2) Vaccine-associated virus
Laboratory investigation implicates vaccine-type virus. This group is further subdivided as follows:

  • Recipient: the illness began 7-30 days after the patient received oral polio vaccine (OPV)
  • Contact: the patient was shown to have been in contact with an OPV-recipient and became ill 7-60 days after the contact was vaccinated
  • Possible contact: the patient had no known direct contact with an OPV-recipient and no history of receiving OPV, but the paralysis occurred in an area in which a mass vaccination campaign using OPV had been in progress 7-60 days before the onset of paralysis
  • No known contact: the patient had no known contact with an OPV-recipient and no history of receiving OPV, and the paralysis occurred in an area where no routine or intensive OPV vaccination had been in progress. In Canada, this would include all provinces and territories.

4.0 Laboratory Comments

5.0 Clinical Evidence

Clinical illness is characterized by all of the following:

  • acute flaccid paralysis of one or more limbs
  • decreased or absent deep tendon reflexes in the affected limbs
  • no sensory or cognitive loss
  • no other apparent cause (including laboratory investigation to rule out other causes of a similar syndrome) neurologic deficit present 60 days after onset of initial symptoms, unless the patient has died

6.0 ICD Code(s)

6.1 ICD-10 Code(s)

A80
Acute poliomyelitis

6.2 ICD-9/ICD-9CM Code(s)

045
Acute poliomyelitis

7.0 Type of International Reporting

Notification of any case of poliomyelitis due to wild-type poliovirus is required under the International Health Regulations (2005).

8.0 Comments

Detection and investigation of all acute flaccid paralysis (AFP) cases is necessary to rule out poliovirus infection. AFP surveillance is used to monitor Canada’s polio-free status (refer to section on Acute Flaccid Paralysis).

There is a global goal to eradicate polio. Elimination of indigenous wild poliovirus transmission was certified in Canada, and the rest of the American region, in September 1994. However, until global eradication of poliomyelitis is achieved, there is an ongoing risk for importation of wild polioviruses. The WHO and global polio eradication initiative partners maintain information on countries currently affected by outbreaks and/or importations of polio (see The Global Polio Eradication Initiative. http://www.polioeradication.org/).

9.0 References

  1. Activities leading to polio elimination.

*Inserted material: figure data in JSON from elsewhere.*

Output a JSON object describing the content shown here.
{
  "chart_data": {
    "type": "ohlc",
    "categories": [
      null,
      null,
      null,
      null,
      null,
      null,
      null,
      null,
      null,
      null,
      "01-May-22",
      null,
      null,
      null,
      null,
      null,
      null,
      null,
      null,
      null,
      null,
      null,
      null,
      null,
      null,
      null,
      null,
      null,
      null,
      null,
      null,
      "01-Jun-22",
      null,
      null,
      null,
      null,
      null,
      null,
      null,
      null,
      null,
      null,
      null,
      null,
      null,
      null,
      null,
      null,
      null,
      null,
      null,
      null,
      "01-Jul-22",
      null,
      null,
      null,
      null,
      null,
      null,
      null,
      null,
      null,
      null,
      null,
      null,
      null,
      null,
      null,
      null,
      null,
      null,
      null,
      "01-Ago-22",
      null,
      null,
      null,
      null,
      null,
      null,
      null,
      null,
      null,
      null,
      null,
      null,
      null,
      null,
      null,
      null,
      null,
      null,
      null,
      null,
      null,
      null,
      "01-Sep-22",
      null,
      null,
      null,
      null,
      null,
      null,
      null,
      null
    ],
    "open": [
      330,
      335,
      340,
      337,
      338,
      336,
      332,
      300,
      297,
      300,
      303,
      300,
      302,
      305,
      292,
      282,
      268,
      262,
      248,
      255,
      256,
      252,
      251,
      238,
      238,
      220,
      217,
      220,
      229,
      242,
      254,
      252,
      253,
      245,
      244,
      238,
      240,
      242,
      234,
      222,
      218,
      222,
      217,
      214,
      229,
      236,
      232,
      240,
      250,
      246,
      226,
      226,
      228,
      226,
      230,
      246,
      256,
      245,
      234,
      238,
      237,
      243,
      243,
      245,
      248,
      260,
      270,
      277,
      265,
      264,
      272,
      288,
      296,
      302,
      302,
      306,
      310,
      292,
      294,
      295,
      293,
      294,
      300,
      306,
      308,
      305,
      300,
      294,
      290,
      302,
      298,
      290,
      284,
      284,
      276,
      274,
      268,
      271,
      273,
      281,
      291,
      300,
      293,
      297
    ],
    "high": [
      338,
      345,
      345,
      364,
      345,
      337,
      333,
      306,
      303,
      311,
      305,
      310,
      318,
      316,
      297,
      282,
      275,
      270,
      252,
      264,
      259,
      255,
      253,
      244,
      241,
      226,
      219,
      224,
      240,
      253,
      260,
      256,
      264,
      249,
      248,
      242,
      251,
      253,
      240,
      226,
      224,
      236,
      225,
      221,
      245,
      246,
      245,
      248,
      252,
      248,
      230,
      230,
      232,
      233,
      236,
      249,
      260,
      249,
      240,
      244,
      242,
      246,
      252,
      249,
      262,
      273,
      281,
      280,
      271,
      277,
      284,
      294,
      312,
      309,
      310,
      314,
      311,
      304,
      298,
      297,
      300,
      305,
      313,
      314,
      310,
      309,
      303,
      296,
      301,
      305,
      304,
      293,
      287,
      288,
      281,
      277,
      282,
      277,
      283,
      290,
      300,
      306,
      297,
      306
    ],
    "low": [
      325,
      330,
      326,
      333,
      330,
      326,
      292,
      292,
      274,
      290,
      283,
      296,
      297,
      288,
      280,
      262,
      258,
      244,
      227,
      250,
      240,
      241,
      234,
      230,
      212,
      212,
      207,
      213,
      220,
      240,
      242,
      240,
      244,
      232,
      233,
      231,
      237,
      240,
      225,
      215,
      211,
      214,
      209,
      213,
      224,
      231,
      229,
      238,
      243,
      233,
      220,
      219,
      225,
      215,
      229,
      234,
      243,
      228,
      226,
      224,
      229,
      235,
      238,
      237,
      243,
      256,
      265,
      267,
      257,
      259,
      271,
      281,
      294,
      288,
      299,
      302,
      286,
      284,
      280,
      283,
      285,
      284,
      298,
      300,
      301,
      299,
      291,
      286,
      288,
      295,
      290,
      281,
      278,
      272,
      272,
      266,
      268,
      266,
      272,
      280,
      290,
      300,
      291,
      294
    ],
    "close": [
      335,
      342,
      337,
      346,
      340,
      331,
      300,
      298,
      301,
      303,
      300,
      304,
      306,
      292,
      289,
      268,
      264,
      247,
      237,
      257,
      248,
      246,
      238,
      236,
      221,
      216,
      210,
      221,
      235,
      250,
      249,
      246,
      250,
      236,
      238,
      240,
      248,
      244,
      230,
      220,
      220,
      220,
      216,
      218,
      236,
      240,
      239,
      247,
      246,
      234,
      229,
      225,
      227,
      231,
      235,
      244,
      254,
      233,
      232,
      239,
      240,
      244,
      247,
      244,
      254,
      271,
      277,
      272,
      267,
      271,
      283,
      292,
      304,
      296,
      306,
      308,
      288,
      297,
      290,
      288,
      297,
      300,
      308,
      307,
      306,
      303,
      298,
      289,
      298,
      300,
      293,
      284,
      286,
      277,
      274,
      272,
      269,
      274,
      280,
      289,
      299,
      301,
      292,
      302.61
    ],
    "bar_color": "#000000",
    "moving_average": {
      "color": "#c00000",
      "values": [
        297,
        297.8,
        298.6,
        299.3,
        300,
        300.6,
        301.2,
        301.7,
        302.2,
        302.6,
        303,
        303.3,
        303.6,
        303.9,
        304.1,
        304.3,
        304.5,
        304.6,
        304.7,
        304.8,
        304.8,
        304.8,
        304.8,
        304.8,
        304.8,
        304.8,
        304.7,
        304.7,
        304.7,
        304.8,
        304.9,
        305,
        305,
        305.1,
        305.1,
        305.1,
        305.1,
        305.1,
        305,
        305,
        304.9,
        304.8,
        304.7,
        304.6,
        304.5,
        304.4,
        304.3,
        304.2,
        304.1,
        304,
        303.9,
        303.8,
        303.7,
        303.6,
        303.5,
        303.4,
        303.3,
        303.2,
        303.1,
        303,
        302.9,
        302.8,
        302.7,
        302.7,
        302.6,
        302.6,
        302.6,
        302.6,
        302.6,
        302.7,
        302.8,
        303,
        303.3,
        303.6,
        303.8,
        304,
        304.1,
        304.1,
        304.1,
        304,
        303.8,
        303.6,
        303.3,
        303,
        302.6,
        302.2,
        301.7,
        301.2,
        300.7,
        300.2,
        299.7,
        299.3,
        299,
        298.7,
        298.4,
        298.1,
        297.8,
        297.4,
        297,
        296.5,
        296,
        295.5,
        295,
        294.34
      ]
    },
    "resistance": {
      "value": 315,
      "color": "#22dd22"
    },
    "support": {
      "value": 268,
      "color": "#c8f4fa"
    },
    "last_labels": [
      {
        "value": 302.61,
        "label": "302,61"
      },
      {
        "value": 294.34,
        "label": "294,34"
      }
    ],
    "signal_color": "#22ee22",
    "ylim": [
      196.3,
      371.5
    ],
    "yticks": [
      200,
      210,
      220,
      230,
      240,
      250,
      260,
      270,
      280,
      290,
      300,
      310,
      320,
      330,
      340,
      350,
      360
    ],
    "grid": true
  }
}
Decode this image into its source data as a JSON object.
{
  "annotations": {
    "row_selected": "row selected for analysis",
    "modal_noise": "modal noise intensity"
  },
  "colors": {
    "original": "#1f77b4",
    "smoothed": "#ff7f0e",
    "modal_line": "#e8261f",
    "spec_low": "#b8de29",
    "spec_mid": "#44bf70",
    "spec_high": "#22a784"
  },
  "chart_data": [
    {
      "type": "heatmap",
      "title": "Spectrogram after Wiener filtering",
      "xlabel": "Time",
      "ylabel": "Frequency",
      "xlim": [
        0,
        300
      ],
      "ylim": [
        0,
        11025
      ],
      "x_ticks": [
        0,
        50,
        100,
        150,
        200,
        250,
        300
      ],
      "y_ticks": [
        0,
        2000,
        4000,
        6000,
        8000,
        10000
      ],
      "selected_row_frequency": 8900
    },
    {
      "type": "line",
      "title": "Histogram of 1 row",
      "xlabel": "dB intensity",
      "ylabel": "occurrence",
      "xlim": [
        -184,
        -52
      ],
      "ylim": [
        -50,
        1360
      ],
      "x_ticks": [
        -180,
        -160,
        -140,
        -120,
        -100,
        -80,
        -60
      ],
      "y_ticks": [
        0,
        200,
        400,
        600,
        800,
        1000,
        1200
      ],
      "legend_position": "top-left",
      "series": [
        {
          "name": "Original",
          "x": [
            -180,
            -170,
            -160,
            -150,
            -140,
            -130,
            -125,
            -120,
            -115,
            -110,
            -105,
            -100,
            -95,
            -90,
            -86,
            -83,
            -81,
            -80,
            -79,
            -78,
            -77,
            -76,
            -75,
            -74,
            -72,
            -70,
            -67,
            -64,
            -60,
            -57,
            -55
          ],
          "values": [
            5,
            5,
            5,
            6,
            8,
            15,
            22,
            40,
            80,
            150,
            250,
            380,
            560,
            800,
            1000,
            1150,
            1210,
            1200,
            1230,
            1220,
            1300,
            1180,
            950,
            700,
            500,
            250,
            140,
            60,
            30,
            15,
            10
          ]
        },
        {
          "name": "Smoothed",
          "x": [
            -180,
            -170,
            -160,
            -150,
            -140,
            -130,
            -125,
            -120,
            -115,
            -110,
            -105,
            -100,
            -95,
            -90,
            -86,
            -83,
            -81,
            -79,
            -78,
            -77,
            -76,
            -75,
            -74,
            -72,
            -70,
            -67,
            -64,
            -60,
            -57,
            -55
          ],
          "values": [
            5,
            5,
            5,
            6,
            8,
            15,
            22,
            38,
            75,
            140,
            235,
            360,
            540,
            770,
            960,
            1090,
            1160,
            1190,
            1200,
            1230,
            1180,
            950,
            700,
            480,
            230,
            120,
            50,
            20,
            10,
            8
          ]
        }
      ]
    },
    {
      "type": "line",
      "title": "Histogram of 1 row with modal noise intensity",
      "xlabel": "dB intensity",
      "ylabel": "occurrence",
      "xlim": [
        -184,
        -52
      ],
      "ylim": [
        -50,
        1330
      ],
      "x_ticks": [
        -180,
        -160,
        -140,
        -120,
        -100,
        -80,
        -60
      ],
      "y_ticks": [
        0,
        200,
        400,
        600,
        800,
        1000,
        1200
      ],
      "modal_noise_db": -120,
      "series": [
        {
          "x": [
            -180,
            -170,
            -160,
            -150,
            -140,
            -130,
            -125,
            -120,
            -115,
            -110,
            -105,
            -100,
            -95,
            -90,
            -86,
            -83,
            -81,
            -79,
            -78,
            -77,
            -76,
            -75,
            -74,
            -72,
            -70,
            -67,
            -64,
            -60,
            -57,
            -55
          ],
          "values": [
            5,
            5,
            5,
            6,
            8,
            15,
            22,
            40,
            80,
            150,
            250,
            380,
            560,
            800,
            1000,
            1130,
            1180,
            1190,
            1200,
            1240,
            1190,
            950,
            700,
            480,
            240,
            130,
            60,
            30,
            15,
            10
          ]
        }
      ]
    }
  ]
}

In: Canadian National Report on Immunization, 1996. CCDR1997;23(S4).
  2. Pan American Health Organization. Poliomyelitis Eradication Field Guide. 3rd edition. Scientific and Technical Publication No. 607. 2006. Retrieved May 2008, from www.paho.org/english/ad/fch/im/fi eldguide_polio.pdf
  3. The Global Polio Eradication Initiative. Retrieved May 2008, from http://www.polioeradication.org/

10.0 Previous Case Definitions

Canadian Communicable Disease Surveillance System: disease-specific case definitions and surveillance methods. Can Dis Wkly Rep 1991;17(S3).

Case definitions for diseases under national surveillance. CCDR 2000;26(S3).